My Mother: The Artist

There's been little art-production taking place over the last year or so as I've been mourning the loss of my dear mother. She was a real cool lady and I miss her a great deal. The harsh reality though, is that there will come a point in life where all sons must say goodbye to their mothers (presuming that they outlive them). Where do we go from here? 

Josh and Mother Roupe circa. 2015.

Josh and Mother Roupe circa. 2015.

I've experienced a great deal of loss throughout my life and have always channeled my frustrations and short-comings into my ability to make artwork. When I was a child I drew pictures as a form of escapism to liberate myself from the unstable environment created by my alcoholic father. My mom would often draw with me and taught me a few fundamental things. She was an artist as well when she was younger before the responsibilities of raising four children in an unstable home overshadowed her pursuits of creative expression.

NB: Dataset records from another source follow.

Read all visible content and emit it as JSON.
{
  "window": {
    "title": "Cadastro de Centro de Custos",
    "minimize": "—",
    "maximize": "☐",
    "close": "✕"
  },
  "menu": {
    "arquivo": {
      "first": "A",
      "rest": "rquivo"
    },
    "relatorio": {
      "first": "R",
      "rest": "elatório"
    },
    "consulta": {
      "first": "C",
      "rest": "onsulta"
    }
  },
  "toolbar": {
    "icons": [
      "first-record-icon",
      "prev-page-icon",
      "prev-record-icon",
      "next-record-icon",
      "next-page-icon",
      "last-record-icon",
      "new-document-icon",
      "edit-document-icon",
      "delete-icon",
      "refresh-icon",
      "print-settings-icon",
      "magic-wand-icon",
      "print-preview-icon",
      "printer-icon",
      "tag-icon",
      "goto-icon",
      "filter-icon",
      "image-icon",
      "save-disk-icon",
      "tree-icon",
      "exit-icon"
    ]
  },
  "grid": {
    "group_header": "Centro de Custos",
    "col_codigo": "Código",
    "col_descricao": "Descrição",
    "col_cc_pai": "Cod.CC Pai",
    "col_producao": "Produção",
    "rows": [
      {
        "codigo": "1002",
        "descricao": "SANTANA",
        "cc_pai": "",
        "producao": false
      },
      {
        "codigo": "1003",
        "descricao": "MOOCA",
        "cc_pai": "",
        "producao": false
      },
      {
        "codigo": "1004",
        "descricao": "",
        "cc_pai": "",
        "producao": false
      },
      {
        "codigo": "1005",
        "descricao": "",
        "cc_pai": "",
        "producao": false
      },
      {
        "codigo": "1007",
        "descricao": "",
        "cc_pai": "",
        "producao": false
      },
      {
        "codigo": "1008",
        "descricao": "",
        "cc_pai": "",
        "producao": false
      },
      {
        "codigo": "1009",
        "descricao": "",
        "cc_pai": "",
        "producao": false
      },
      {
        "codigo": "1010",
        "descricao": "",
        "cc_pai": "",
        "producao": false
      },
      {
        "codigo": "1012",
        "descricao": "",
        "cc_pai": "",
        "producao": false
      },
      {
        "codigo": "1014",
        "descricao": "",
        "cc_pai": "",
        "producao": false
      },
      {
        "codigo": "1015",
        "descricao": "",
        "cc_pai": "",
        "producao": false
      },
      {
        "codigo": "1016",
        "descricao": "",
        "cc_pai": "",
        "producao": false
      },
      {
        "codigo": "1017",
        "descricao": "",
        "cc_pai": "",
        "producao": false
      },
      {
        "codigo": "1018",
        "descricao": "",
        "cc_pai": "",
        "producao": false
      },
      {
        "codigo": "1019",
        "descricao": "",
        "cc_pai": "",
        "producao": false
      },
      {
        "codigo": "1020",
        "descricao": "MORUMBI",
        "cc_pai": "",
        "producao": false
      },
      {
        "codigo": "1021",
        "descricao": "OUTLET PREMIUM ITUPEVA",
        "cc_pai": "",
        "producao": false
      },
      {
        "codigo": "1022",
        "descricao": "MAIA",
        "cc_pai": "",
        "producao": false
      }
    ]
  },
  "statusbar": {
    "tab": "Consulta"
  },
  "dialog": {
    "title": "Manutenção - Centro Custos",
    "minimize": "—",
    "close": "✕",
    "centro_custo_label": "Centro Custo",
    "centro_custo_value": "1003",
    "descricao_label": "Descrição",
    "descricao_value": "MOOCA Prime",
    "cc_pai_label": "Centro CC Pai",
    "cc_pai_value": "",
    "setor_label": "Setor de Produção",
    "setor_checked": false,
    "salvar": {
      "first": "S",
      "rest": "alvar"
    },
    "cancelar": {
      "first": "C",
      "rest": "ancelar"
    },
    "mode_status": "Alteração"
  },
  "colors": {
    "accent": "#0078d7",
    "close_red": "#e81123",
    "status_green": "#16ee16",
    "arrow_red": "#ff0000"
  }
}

One of her early accomplishments and downright bizarre coincidences was a portrait she drew of President John F. Kennedy on November 22, 1963-hours before his assassination. She was a senior in high school. The news paper did a story on her featuring her piece which was exemplified by the timing of the event.

Linda Roupe with portrait of John F. Kennedy. Circa. 1963.

Linda Roupe with portrait of John F. Kennedy. Circa. 1963.

For years she told the story of this drawing but I had never seen it. It wasn't until some weeks following her passing, that I discovered a small metal box buried in the back of her closet. I opened it to discover the photograph above, a laminated newspaper clipping and several drawings, including the Kennedy sketch. I felt like Indiana Jones standing in front of the Ark of the Covenant exsept that I didn't have to fight any Nazis to get there.

It was an entire portfolio of drawings which I had never seen. Sure, some of them weren't gallery-ready but they were still her work and I found them all beautiful. As I gently rifled through them, I felt a sense of my mother there with me and I knew things would be alright.

Several months have now past and I still find myself in limbo. Perhaps I've been to too self-conscious to put myself and work back out there but I've grown tired of this depressive cocoon. I've got to get out. I know there's no sense of making empty promises to you or more importantly myself. When the time is right though, I know that I'll have the fuel to continue doing what I do..

Art preserves humanity and thru it, none of us are ever truly lost.